One of its biggest funds, AHL Diversified, fell 7.7%. Man Group was also hit by $5.6 billion of redemptions as investors fled for safer ground. It registered sales of just $3.1 billion.
It now manages some £11 billion less than it did last March.
Man Group is looking to make $75 million worth of savings, by cutting pay and jobs. That must have cheered investors, as did the news that the rate of consumption actually slowed, because its share price rose 6% on the news.
Investors were evidently expecting worse.
Like stock markets, fund manager stocks started 2011 year in a positive frame of mind. It all went wrong in the summer, as investors fled the eurozone, and started hunting around for safe havens.
Market volatility and reduced liquidity also made life hard for fund managers. So what next?
Man Group chief executive Peter Clarke is optimistic, expecting things to improve "as markets normalise and trading opportunities we emerge". Efficiency savings and a strong capital base should put Clarke's commandos in a good position when investor demand finally picks up, he says.
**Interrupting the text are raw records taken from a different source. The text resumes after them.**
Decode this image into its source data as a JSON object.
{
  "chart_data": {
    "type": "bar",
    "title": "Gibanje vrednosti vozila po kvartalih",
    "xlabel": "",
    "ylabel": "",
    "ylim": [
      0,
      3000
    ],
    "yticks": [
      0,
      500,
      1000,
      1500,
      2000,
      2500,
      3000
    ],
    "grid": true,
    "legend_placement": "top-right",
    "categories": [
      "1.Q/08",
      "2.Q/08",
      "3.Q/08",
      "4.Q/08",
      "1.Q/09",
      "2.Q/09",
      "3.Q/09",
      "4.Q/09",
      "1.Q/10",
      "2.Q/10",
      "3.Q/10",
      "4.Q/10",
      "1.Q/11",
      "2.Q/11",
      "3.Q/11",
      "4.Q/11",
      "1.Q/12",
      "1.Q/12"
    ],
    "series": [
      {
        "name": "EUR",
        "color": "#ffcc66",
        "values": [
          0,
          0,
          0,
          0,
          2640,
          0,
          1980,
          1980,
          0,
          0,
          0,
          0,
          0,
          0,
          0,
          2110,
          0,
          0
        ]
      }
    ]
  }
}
Jupiter also had a tough end to 2011, suffering a net outflow of £225 million in the final three months after it decided to close its Bermuda-based hedge operation. It still enjoyed positive overall net inflow of £746 million across 2011. As markets picked up, assets under management rose from £22.3 billion to £22.8 billion in the final quarter.
Again, chief executive Edward Bonham Carter blamed "volatile market conditions and reduced investor confidence". So will fund management groups automatically pick up when markets are less volatile and investors more confident?
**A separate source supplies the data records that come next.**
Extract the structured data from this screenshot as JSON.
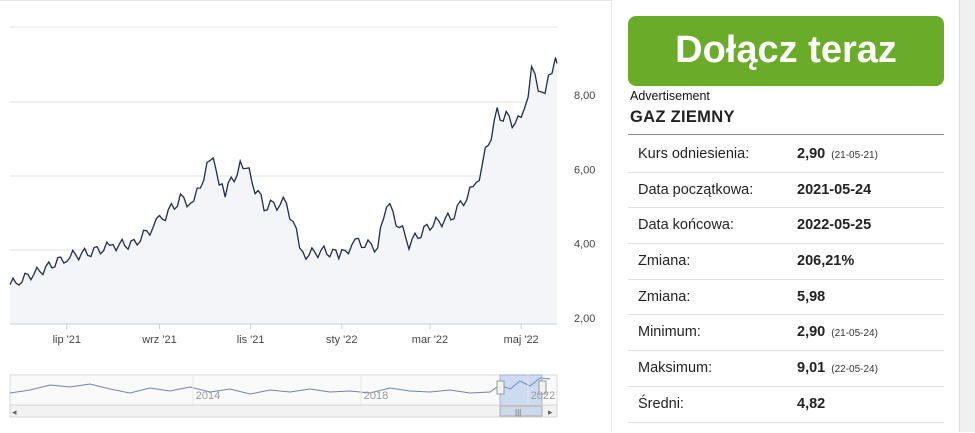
{
  "join": {
    "label": "Dołącz teraz"
  },
  "ad": {
    "label": "Advertisement"
  },
  "panel": {
    "title": "GAZ ZIEMNY"
  },
  "stats": [
    {
      "label": "Kurs odniesienia:",
      "value": "2,90",
      "date": "(21-05-21)"
    },
    {
      "label": "Data początkowa:",
      "value": "2021-05-24",
      "date": ""
    },
    {
      "label": "Data końcowa:",
      "value": "2022-05-25",
      "date": ""
    },
    {
      "label": "Zmiana:",
      "value": "206,21%",
      "date": ""
    },
    {
      "label": "Zmiana:",
      "value": "5,98",
      "date": ""
    },
    {
      "label": "Minimum:",
      "value": "2,90",
      "date": "(21-05-24)"
    },
    {
      "label": "Maksimum:",
      "value": "9,01",
      "date": "(22-05-24)"
    },
    {
      "label": "Średni:",
      "value": "4,82",
      "date": ""
    }
  ],
  "chart_data": {
    "type": "area",
    "title": "",
    "xlabel": "",
    "ylabel": "",
    "ylim": [
      2.0,
      8.0
    ],
    "grid": true,
    "y_ticks": [
      "2,00",
      "4,00",
      "6,00",
      "8,00"
    ],
    "x_ticks": [
      "lip '21",
      "wrz '21",
      "lis '21",
      "sty '22",
      "mar '22",
      "maj '22"
    ],
    "series": [
      {
        "name": "",
        "points": [
          [
            "2021-05-24",
            2.9
          ],
          [
            "2021-06-01",
            3.05
          ],
          [
            "2021-06-15",
            3.3
          ],
          [
            "2021-07-01",
            3.65
          ],
          [
            "2021-07-15",
            3.75
          ],
          [
            "2021-08-01",
            3.95
          ],
          [
            "2021-08-15",
            4.0
          ],
          [
            "2021-09-01",
            4.6
          ],
          [
            "2021-09-15",
            5.2
          ],
          [
            "2021-09-24",
            5.1
          ],
          [
            "2021-10-05",
            6.31
          ],
          [
            "2021-10-15",
            5.4
          ],
          [
            "2021-10-27",
            6.2
          ],
          [
            "2021-11-10",
            5.0
          ],
          [
            "2021-11-25",
            5.1
          ],
          [
            "2021-12-06",
            3.7
          ],
          [
            "2021-12-20",
            3.8
          ],
          [
            "2022-01-01",
            3.7
          ],
          [
            "2022-01-10",
            4.05
          ],
          [
            "2022-01-25",
            3.9
          ],
          [
            "2022-01-31",
            5.1
          ],
          [
            "2022-02-15",
            4.0
          ],
          [
            "2022-03-01",
            4.5
          ],
          [
            "2022-03-15",
            4.7
          ],
          [
            "2022-04-01",
            5.6
          ],
          [
            "2022-04-15",
            7.5
          ],
          [
            "2022-05-01",
            7.2
          ],
          [
            "2022-05-08",
            8.6
          ],
          [
            "2022-05-17",
            8.0
          ],
          [
            "2022-05-24",
            9.01
          ]
        ]
      }
    ],
    "navigator": {
      "x_ticks": [
        "2014",
        "2018",
        "2022"
      ]
    }
  }
}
Fund management looks a great business to be in. After all, you're effectively gambling with somebody else's money. If your funds struggle, your customers lose money but you collect your fees just the same.
Some fund managers have perfected this crazy model by charging performance fees when they do well, but refusing to offer any discounts when they do badly. In good years and bad, they pick up their annual management fees.
Investors have slowly got wise to this, hence the growing popularity of exchange-traded funds and other low-charging trackers, and the warm, almost desperate welcome, given to US tracker specialist Vanguards.
You can't automatically assume that fund managers will do well when markets do. After an initial stock market spurt when the eurozone panic eventually abates, growth is likely to be slow, as the Western world slowly begins the painful process of deleveraging. Fund managers might find it hard to get clients excited about growth of 3% or 4% a year.
That said, fund managers are an ingenious bunch, especially when squeezing money out of clients. Just look at the success they've had with fund of funds, which impose a double set of charges. In the first half of 2011, sales hit a record £3.8 billion.
I would rather invest in asset manager stocks than their funds. When markets recover, they should spring back from their current lows. Best of all, you can share in their growth without paying those hefty initial and annual management charges.